Google is in advanced negotiations with Marvell Technology to co-develop two new processors specifically designed for artificial intelligence inference, according to reports from The Information and Reuters on April 20, 2026. The move represents a strategic expansion of Google’s custom silicon portfolio as the company seeks to challenge Nvidia’s dominance in the rapidly growing AI accelerator market.

The proposed collaboration involves the development of a memory processing unit (MPU) and a new generation of the Tensor Processing Unit (TPU) optimized for inference workloads. The MPU is designed to work in conjunction with Google’s existing TPUs to enhance data handling and reduce latency, while the inference-specific TPU aims to run AI models more efficiently once they have been deployed.

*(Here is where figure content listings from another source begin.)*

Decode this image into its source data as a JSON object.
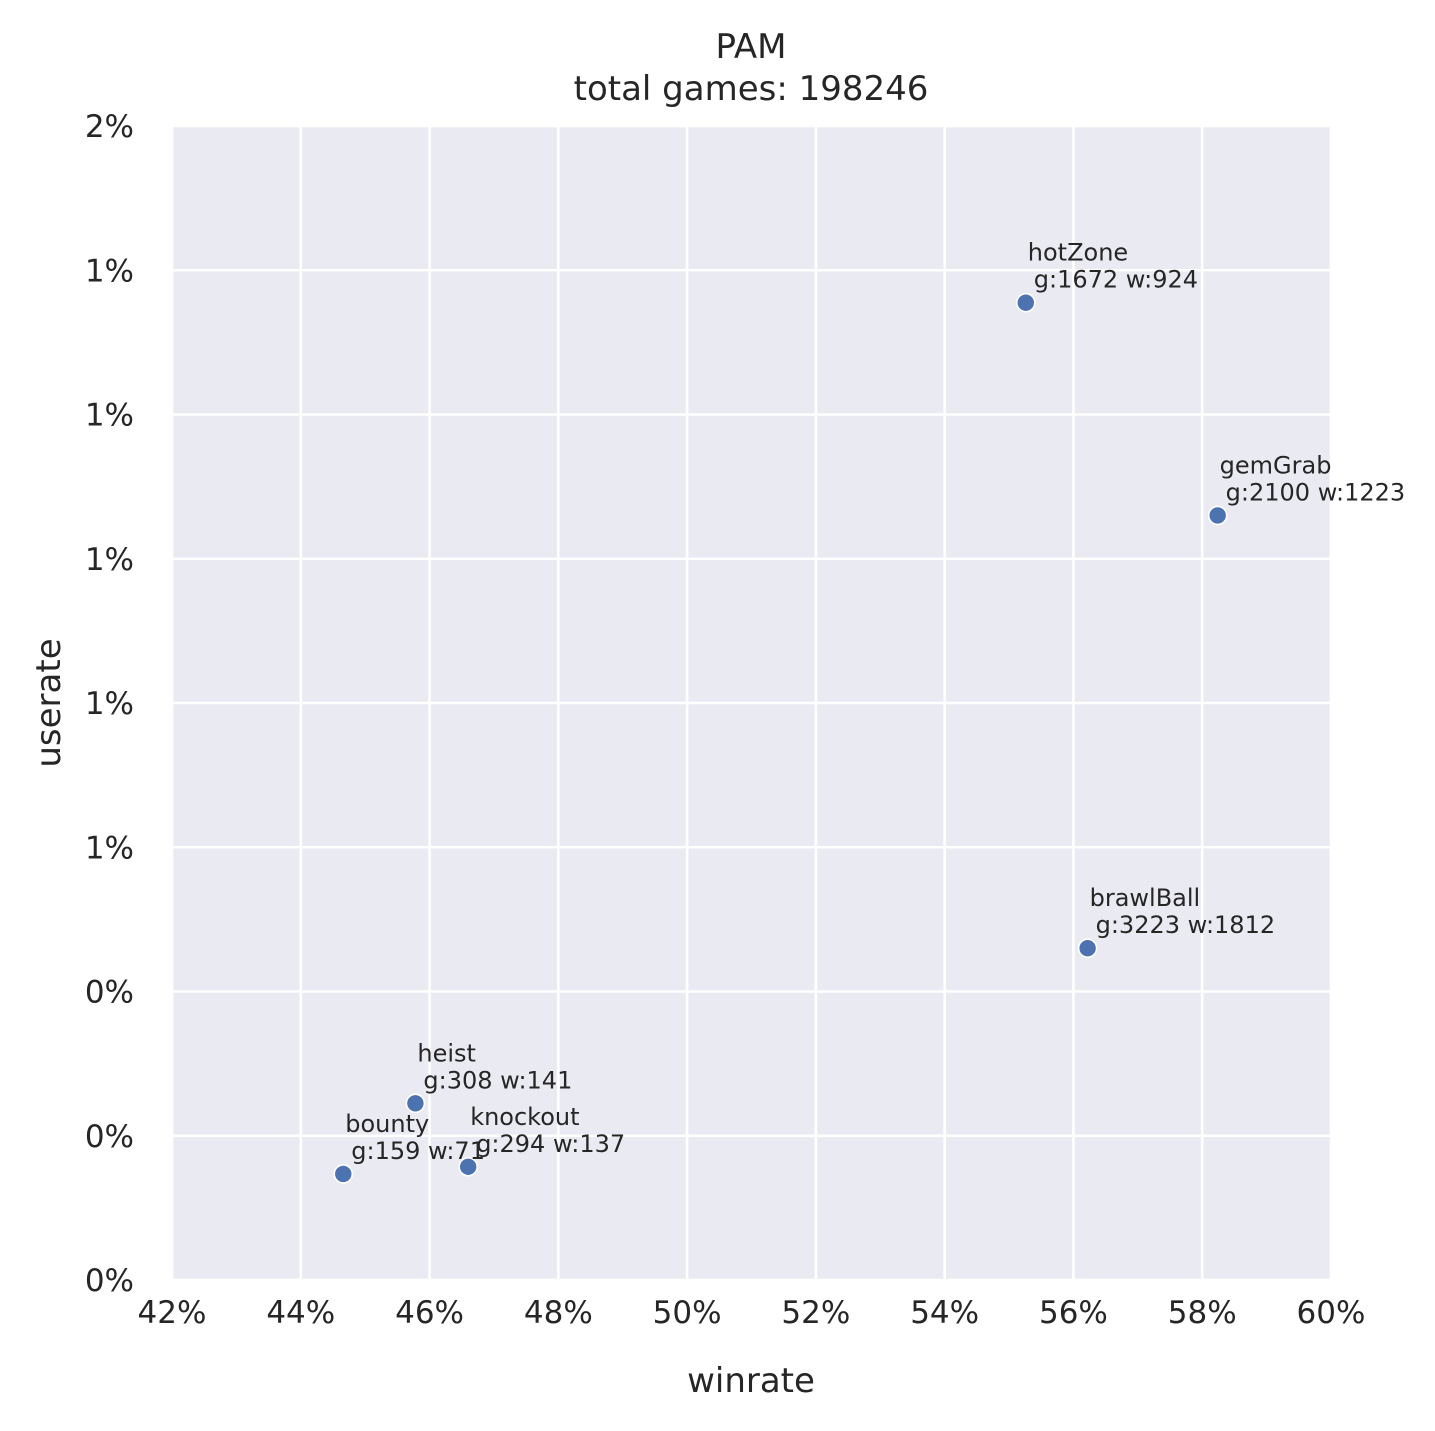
{
  "chart_data": {
    "type": "scatter",
    "title": "PAM",
    "subtitle": "total games: 198246",
    "xlabel": "winrate",
    "ylabel": "userate",
    "xlim": [
      0.42,
      0.6
    ],
    "ylim": [
      0.0,
      0.016
    ],
    "xticks": [
      0.42,
      0.44,
      0.46,
      0.48,
      0.5,
      0.52,
      0.54,
      0.56,
      0.58,
      0.6
    ],
    "xtick_labels": [
      "42%",
      "44%",
      "46%",
      "48%",
      "50%",
      "52%",
      "54%",
      "56%",
      "58%",
      "60%"
    ],
    "yticks": [
      0.0,
      0.002,
      0.004,
      0.006,
      0.008,
      0.01,
      0.012,
      0.014,
      0.016
    ],
    "ytick_labels": [
      "0%",
      "0%",
      "0%",
      "1%",
      "1%",
      "1%",
      "1%",
      "1%",
      "2%"
    ],
    "grid": true,
    "background": "#eaeaf2",
    "grid_color": "#ffffff",
    "point_color": "#4c72b0",
    "points": [
      {
        "name": "hotZone",
        "stats": "g:1672 w:924",
        "x": 0.5526,
        "y": 0.01355
      },
      {
        "name": "gemGrab",
        "stats": "g:2100 w:1223",
        "x": 0.5824,
        "y": 0.0106
      },
      {
        "name": "brawlBall",
        "stats": "g:3223 w:1812",
        "x": 0.5622,
        "y": 0.0046
      },
      {
        "name": "heist",
        "stats": "g:308 w:141",
        "x": 0.4578,
        "y": 0.00245
      },
      {
        "name": "knockout",
        "stats": "g:294 w:137",
        "x": 0.466,
        "y": 0.00157
      },
      {
        "name": "bounty",
        "stats": "g:159 w:71",
        "x": 0.4466,
        "y": 0.00147
      }
    ]
  }
}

Technical sources indicate that Google intends to finalize the designs as early as 2027 to meet the surging demand for real-time AI applications.

This development follows a period of significant activity in Google’s hardware division. Earlier this month, Broadcom confirmed in a securities filing that it had secured a long-term agreement to design and supply Google’s TPUs and networking components through 2031. By engaging Marvell, Google is effectively diversifying its supply chain, adding a third major design partner alongside Broadcom and MediaTek. Marvell already collaborates with Google on the ARM-based Axion CPU and provides custom silicon services for other hyperscalers, including Amazon and Microsoft.

The industry-wide shift from training large language models to the high-volume inference phase is a primary driver for these new designs. Market data released on April 20 suggests the custom application-specific integrated circuit (ASIC) market is projected to grow 45% in 2026, reaching an estimated $118 billion by 2033. While Nvidia’s GPUs remain the standard for training, custom ASICs like Google’s TPUs offer superior performance-per-watt and lower total cost of ownership for the ongoing process of serving AI queries at scale.

In a related infrastructure expansion, AI developer Anthropic recently signed an agreement with Google and Broadcom to access approximately 3.5 gigawatts of next-generation TPU-based compute starting in 2027. This is in addition to the 1 gigawatt of capacity scheduled to come online later this year, highlighting the massive scale of Google's hardware roadmap.

The reports of the Marvell partnership arrive just days before the Google Cloud Next ‘26 conference, scheduled for April 22-24 in Las Vegas. The event is expected to feature the official debut of Google’s next-generation TPU architecture and a roadmap for its Hypercomputer systems, which utilize optical circuit switching (OCS) to scale AI clusters. Neither Google nor Marvell has publicly confirmed the current negotiations.